Jessica Heygate
Aug 15, 2023

Tech platforms attribute recent growth spurts to AI-powered performance products

Alphabet, Amazon and Meta turned more highly scrutinised marketing budgets to their advantage in Q2, by honing in on ease and efficiency, according to analysts.

Photo: Getty Images.
Photo: Getty Images.

Big tech companies Alphabet, Amazon and Meta all cited performance-oriented and AI-powered advertising products as spurring better than expected revenue growth in the second quarter, with analysts suggesting they may be benefitting from more tightly scrutinised ad spend.

While marketing spend as a whole is forecast to be lower in 2023 than last year, there are pockets of growth within certain categories.

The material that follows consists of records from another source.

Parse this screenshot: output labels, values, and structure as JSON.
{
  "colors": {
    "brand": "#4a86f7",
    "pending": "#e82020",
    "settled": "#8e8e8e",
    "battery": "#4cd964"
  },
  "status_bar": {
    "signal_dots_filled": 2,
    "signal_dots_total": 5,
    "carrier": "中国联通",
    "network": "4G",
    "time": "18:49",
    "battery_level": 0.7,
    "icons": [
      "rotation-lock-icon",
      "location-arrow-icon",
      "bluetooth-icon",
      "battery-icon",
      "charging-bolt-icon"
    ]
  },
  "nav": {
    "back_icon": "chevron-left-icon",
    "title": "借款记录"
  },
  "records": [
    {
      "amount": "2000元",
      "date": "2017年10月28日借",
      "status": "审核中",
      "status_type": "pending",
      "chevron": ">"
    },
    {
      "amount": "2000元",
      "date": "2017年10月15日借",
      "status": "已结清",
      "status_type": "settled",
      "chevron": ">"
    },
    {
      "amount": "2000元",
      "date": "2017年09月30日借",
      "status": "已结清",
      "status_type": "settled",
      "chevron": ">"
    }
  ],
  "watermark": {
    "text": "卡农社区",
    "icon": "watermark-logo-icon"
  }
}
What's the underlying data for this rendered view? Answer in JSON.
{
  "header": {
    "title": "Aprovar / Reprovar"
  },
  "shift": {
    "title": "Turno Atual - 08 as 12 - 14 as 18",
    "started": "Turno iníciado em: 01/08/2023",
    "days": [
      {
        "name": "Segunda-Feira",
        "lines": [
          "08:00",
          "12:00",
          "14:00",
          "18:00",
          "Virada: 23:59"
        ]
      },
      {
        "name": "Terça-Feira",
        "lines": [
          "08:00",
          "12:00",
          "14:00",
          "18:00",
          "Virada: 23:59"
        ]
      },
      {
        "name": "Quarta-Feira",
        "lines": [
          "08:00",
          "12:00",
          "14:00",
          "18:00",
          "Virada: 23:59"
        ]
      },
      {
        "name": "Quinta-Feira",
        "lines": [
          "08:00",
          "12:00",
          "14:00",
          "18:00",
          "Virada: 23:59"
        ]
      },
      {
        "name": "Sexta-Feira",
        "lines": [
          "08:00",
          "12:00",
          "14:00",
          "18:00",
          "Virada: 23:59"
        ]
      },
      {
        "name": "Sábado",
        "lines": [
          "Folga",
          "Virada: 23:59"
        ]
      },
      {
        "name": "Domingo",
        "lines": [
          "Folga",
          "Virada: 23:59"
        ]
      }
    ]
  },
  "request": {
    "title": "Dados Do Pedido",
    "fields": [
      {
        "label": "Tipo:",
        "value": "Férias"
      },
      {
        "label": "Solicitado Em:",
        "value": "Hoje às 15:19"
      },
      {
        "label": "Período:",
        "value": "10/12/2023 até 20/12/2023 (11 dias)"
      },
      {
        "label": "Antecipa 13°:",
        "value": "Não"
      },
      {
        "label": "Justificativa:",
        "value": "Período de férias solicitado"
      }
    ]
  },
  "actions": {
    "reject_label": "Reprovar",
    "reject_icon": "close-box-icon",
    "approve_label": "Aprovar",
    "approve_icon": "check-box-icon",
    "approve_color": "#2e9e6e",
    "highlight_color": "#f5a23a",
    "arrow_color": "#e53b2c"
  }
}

A Gartner survey of more than 400 CMOs across North America and Europe in February found total marketing budgets as a percentage of revenue would decline from 9.5% in 2022 to 9.1% in 2023. This is down from a COVID-19 peak of 11% in 2020. 

Costs attributed to labor, agencies and services were the areas expected to be cut. The Q2 performance of agency holding companies IPGS4 CapitalStagwell and WPP reflect this, with all citing a pullback in marketing services spend from tech clients as dragging on their performance.

At the same time, CMOs stated in the Gartner survey that they would allocate more budget to paid media. Indeed, GroupM and Magna forecast global ad spend to increase 5.9% and 4.6%, respectively, in 2023—slightly lower than last year’s growth rates.

In the Gartner survey, CMOs within IT and business services, consumer products and retail planned to allocate the largest share of their budgets to paid media compared to other sectors.

Across the forecasts, retail media and e-commerce—a big focus area for tech companies—has been outlined as a key growth category.

Both Alphabet’s Google and Meta noted commerce and retail as the largest contributors to their ad revenue growth of 3% and 12%, respectively, in the second quarter. The Q2 performance reversed weak results from the prior three quarters and surpassed analysts’ expectations.

Emily Del Greco, partner at McKinsey & Company, said retail media and CTV contributed to the tech firms’ ad rebound in Q2 and “will continue through the end of this year.” 

In particular, these advertisers seemingly drove a surge in demand for the tech platforms’ performance-based advertising products, which use artificial intelligence technology to optimise placements.

Meta said it had seen strong adoption of its product, Advantage+, among e-commerce and retail verticals, while it is gaining traction among consumer packaged goods (CPG) and direct-to-consumer brands.

Google chief business officer Philipp Schindler said the company’s Performance Max solution did well with retailers for whom “profitability remains a top theme.”

Amazon CEO Andy Jassy said the company’s performance-based ad offerings “continue to be the largest contributor to our growth,” with the e-commerce giant’s ad business growing a sizable 22% year over year in Q2.

Mike Froggatt, senior director analyst in the Gartner marketing practice, suggests the tech platforms may have benefited from marketers’ efficiency drives through the economic downturn. 

“One of the trends this year that we've identified is that CMOs are under a lot of pressure to develop that efficiency,” he said.

While these tech giants flaunted their innovations when the economy was booming, over the past year they have shifted to talking up how they can “maximise impressions and value to advertisers,” Froggatt said.

“For so long, they've been playing ‘we’re tech.’ They're kind of getting back to basics and doubling down on their media initiatives,” he said. 

CJ Bangah, U.S. software and digital platform leader at PwC, echoed that marketers are under “considerable, growing pressure to show ROI from marketing spend.” 

“This is true across industries, and particularly true for those industries where there is added focus on profitability,” she said.

Products like Advantage+ and Performance Max use AI to “find pockets of available impressions that maybe people-managed campaigns can’t,” Froggatt said, in turn driving down the overall cost per acquisition.

They seem to be especially popular among small- to medium-sized advertisers that have fewer resources to plan cross-platform campaigns. Digital agency Acadia last month shared with Campaign US that Performance Max accounted for 43% of Google search spend across its mid-sized clients in Q2—up from 32% in Q3 2022.

Brian Wieser, principal of Madison and Wall, said it is “plausible” that Google and Meta’s AI-powered ad formats may have helped them capture more share of the ad market in Q2. 

“They've got products that satisfy a lot of goals and are perceived to satisfy goals better than alternatives. That's frequently where the money goes,” he said.

But he added other factors could have had even more influence on their growth. For example, Meta said it recorded strong spend from advertisers in China using its platforms to reach customers in other markets in Q2.

The tech platforms may have also benefited from scooping up a surplus of marketers’ budgets following a faster than expected recovery from 2022’s downturn, Froggatt remarked, since spending on these platforms is easier to ramp up versus media channels with longer payment terms, such as TV.

“I think part of it is that it's easier to spend on these platforms; you can turn it on and off quickly. So when the economy wasn't as bad as potentially forecast at the end of 2022, marketers maybe had some leftover budget,” he said.